What can you learn from GE's software ambition and its vision for the industrial Internet? As I talked with Ruh, three things stuck out:

1. Silicon Valley's role in software innovation

Why would GE, which could put its software center anywhere in the world, pick one of the most expensive and competitive places to find tech talent? Our 2011 IT Salary Survey ranks the Bay Area as clearly the priciest: $110,000 median pay for an IT staffer, compared with $95,000 in the New York metro region and $84,000 in Detroit. "While it's not the only place, it's the largest concentration of [software development] talent in the world," Ruh says.

GE has a lot of software talent already in its product development and research centers around the world. Many are software specialists focused on an industry such as aerospace or energy. "The thing they don't live and breathe is the innovation and project management in the software industry," says Ruh.

How will GE apply the social media innovation of Twitter and Facebook to an industrial setting? How will it tap the latest thinking at Oracle about big data? Being in Silicon Valley can spur such innovation. "Software isn't a game where you're just trying to reduce costs," Ruh says. "I've seen instances where a team of five produce the same thing as a team of 50 and did it in a better way. You're trying to find the right people, not just people."

[ Want more on IT hiring? Read 8 IT Hiring Strategies of Top CIOs. ]

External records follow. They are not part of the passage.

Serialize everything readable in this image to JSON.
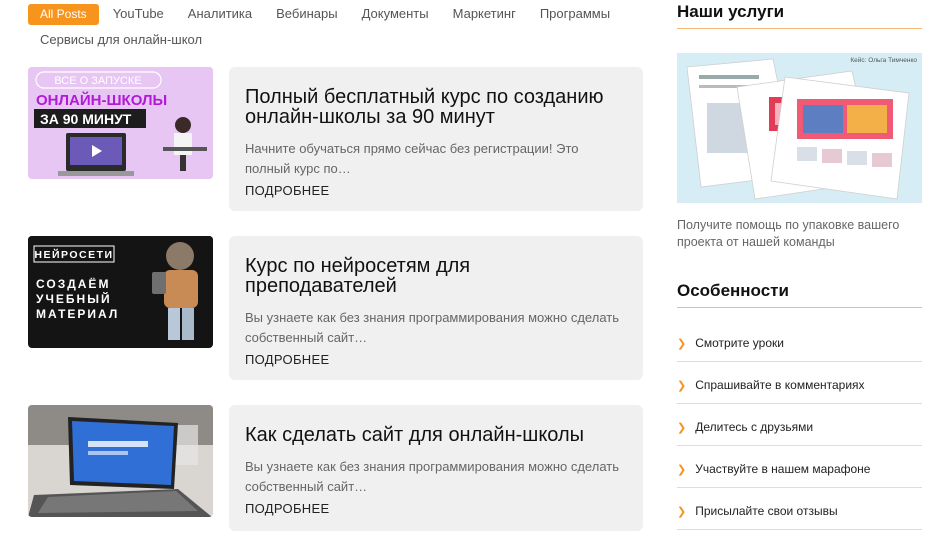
{
  "tabs": [
    {
      "label": "All Posts"
    },
    {
      "label": "YouTube"
    },
    {
      "label": "Аналитика"
    },
    {
      "label": "Вебинары"
    },
    {
      "label": "Документы"
    },
    {
      "label": "Маркетинг"
    },
    {
      "label": "Программы"
    },
    {
      "label": "Сервисы для онлайн-школ"
    }
  ],
  "posts": [
    {
      "title": "Полный бесплатный курс по созданию онлайн-школы за 90 минут",
      "excerpt": "Начните обучаться прямо сейчас без регистрации! Это полный курс по…",
      "more": "ПОДРОБНЕЕ",
      "thumb": {
        "line1": "ВСЕ О ЗАПУСКЕ",
        "line2": "ОНЛАЙН-ШКОЛЫ",
        "line3": "ЗА 90 МИНУТ"
      }
    },
    {
      "title": "Курс по нейросетям для преподавателей",
      "excerpt": "Вы узнаете как без знания программирования можно сделать собственный сайт…",
      "more": "ПОДРОБНЕЕ",
      "thumb": {
        "badge": "НЕЙРОСЕТИ",
        "line1": "СОЗДАЁМ",
        "line2": "УЧЕБНЫЙ",
        "line3": "МАТЕРИАЛ"
      }
    },
    {
      "title": "Как сделать сайт для онлайн-школы",
      "excerpt": "Вы узнаете как без знания программирования можно сделать собственный сайт…",
      "more": "ПОДРОБНЕЕ"
    }
  ],
  "sidebar": {
    "services_title": "Наши услуги",
    "promo_caption": "Кейс: Ольга Тимченко",
    "promo_text": "Получите помощь по упаковке вашего проекта от нашей команды",
    "features_title": "Особенности",
    "features": [
      {
        "label": "Смотрите уроки"
      },
      {
        "label": "Спрашивайте в комментариях"
      },
      {
        "label": "Делитесь с друзьями"
      },
      {
        "label": "Участвуйте в нашем марафоне"
      },
      {
        "label": "Присылайте свои отзывы"
      }
    ]
  },
  "colors": {
    "accent": "#f7941d",
    "card_bg": "#f0f0f0"
  }
}
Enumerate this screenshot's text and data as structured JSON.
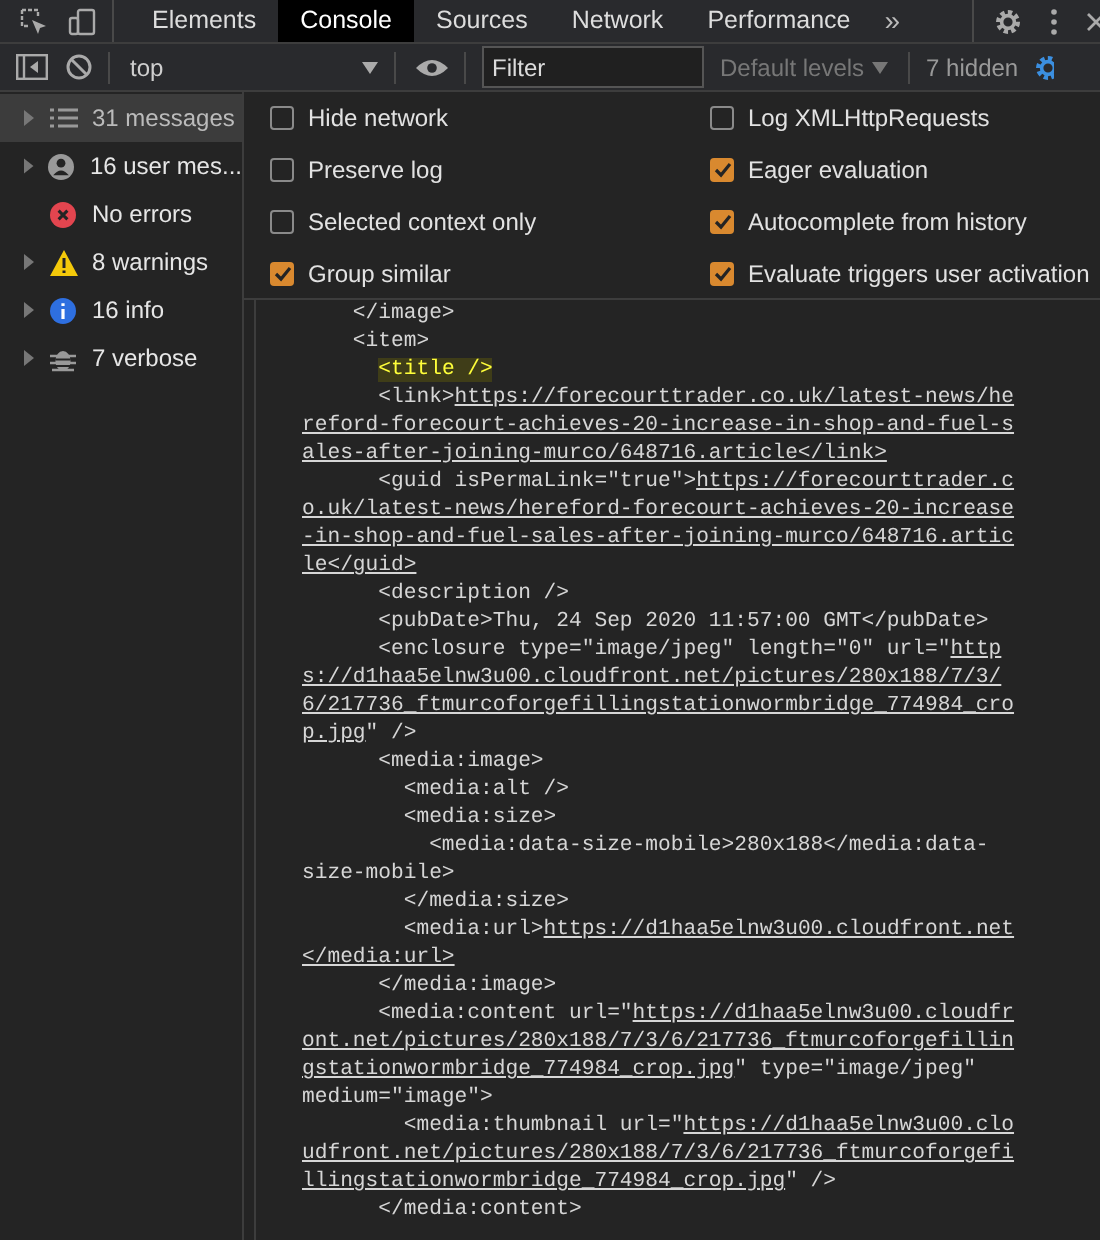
{
  "tabs": [
    {
      "label": "Elements",
      "selected": false
    },
    {
      "label": "Console",
      "selected": true
    },
    {
      "label": "Sources",
      "selected": false
    },
    {
      "label": "Network",
      "selected": false
    },
    {
      "label": "Performance",
      "selected": false
    }
  ],
  "more_tabs": "»",
  "toolbar": {
    "context": "top",
    "filter": {
      "placeholder": "Filter"
    },
    "levels": "Default levels",
    "hidden_count": "7 hidden"
  },
  "sidebar": {
    "items": [
      {
        "kind": "list",
        "label": "31 messages",
        "expandable": true,
        "selected": true
      },
      {
        "kind": "user",
        "label": "16 user mes...",
        "expandable": true,
        "selected": false
      },
      {
        "kind": "error",
        "label": "No errors",
        "expandable": false,
        "selected": false
      },
      {
        "kind": "warning",
        "label": "8 warnings",
        "expandable": true,
        "selected": false
      },
      {
        "kind": "info",
        "label": "16 info",
        "expandable": true,
        "selected": false
      },
      {
        "kind": "verbose",
        "label": "7 verbose",
        "expandable": true,
        "selected": false
      }
    ]
  },
  "settings": [
    {
      "label": "Hide network",
      "checked": false
    },
    {
      "label": "Log XMLHttpRequests",
      "checked": false
    },
    {
      "label": "Preserve log",
      "checked": false
    },
    {
      "label": "Eager evaluation",
      "checked": true
    },
    {
      "label": "Selected context only",
      "checked": false
    },
    {
      "label": "Autocomplete from history",
      "checked": true
    },
    {
      "label": "Group similar",
      "checked": true
    },
    {
      "label": "Evaluate triggers user activation",
      "checked": true
    }
  ],
  "console_lines": [
    [
      {
        "kind": "text",
        "text": "    </image>"
      }
    ],
    [
      {
        "kind": "text",
        "text": "    <item>"
      }
    ],
    [
      {
        "kind": "highlight",
        "text": "      <title />"
      }
    ],
    [
      {
        "kind": "text",
        "text": "      <link>"
      },
      {
        "kind": "link",
        "text": "https://forecourttrader.co.uk/latest-news/he"
      }
    ],
    [
      {
        "kind": "link",
        "text": "reford-forecourt-achieves-20-increase-in-shop-and-fuel-s"
      }
    ],
    [
      {
        "kind": "link",
        "text": "ales-after-joining-murco/648716.article</link>"
      }
    ],
    [
      {
        "kind": "text",
        "text": "      <guid isPermaLink=\"true\">"
      },
      {
        "kind": "link",
        "text": "https://forecourttrader.c"
      }
    ],
    [
      {
        "kind": "link",
        "text": "o.uk/latest-news/hereford-forecourt-achieves-20-increase"
      }
    ],
    [
      {
        "kind": "link",
        "text": "-in-shop-and-fuel-sales-after-joining-murco/648716.artic"
      }
    ],
    [
      {
        "kind": "link",
        "text": "le</guid>"
      }
    ],
    [
      {
        "kind": "text",
        "text": "      <description />"
      }
    ],
    [
      {
        "kind": "text",
        "text": "      <pubDate>Thu, 24 Sep 2020 11:57:00 GMT</pubDate>"
      }
    ],
    [
      {
        "kind": "text",
        "text": "      <enclosure type=\"image/jpeg\" length=\"0\" url=\""
      },
      {
        "kind": "link",
        "text": "http"
      }
    ],
    [
      {
        "kind": "link",
        "text": "s://d1haa5elnw3u00.cloudfront.net/pictures/280x188/7/3/"
      }
    ],
    [
      {
        "kind": "link",
        "text": "6/217736_ftmurcoforgefillingstationwormbridge_774984_cro"
      }
    ],
    [
      {
        "kind": "link",
        "text": "p.jpg"
      },
      {
        "kind": "text",
        "text": "\" />"
      }
    ],
    [
      {
        "kind": "text",
        "text": "      <media:image>"
      }
    ],
    [
      {
        "kind": "text",
        "text": "        <media:alt />"
      }
    ],
    [
      {
        "kind": "text",
        "text": "        <media:size>"
      }
    ],
    [
      {
        "kind": "text",
        "text": "          <media:data-size-mobile>280x188</media:data-"
      }
    ],
    [
      {
        "kind": "text",
        "text": "size-mobile>"
      }
    ],
    [
      {
        "kind": "text",
        "text": "        </media:size>"
      }
    ],
    [
      {
        "kind": "text",
        "text": "        <media:url>"
      },
      {
        "kind": "link",
        "text": "https://d1haa5elnw3u00.cloudfront.net"
      }
    ],
    [
      {
        "kind": "link",
        "text": "</media:url>"
      }
    ],
    [
      {
        "kind": "text",
        "text": "      </media:image>"
      }
    ],
    [
      {
        "kind": "text",
        "text": "      <media:content url=\""
      },
      {
        "kind": "link",
        "text": "https://d1haa5elnw3u00.cloudfr"
      }
    ],
    [
      {
        "kind": "link",
        "text": "ont.net/pictures/280x188/7/3/6/217736_ftmurcoforgefillin"
      }
    ],
    [
      {
        "kind": "link",
        "text": "gstationwormbridge_774984_crop.jpg"
      },
      {
        "kind": "text",
        "text": "\" type=\"image/jpeg\""
      }
    ],
    [
      {
        "kind": "text",
        "text": "medium=\"image\">"
      }
    ],
    [
      {
        "kind": "text",
        "text": "        <media:thumbnail url=\""
      },
      {
        "kind": "link",
        "text": "https://d1haa5elnw3u00.clo"
      }
    ],
    [
      {
        "kind": "link",
        "text": "udfront.net/pictures/280x188/7/3/6/217736_ftmurcoforgefi"
      }
    ],
    [
      {
        "kind": "link",
        "text": "llingstationwormbridge_774984_crop.jpg"
      },
      {
        "kind": "text",
        "text": "\" />"
      }
    ],
    [
      {
        "kind": "text",
        "text": "      </media:content>"
      }
    ]
  ]
}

Most companies won't need to set up their own tech outpost in Silicon Valley, but they do need to stay plugged into the Valley's innovation.

2. The "Internet of things" is getting real

We've talked about this idea for years, but too often it has been cast in space-age consumer terms that weren't wildly compelling. But if software for automated monitoring can keep a power plant running by anticipating breakdowns, that's a powerful business case. This is the kind of software companies will pay for. And they are: GE already has a software business of about $2.5 billion a year.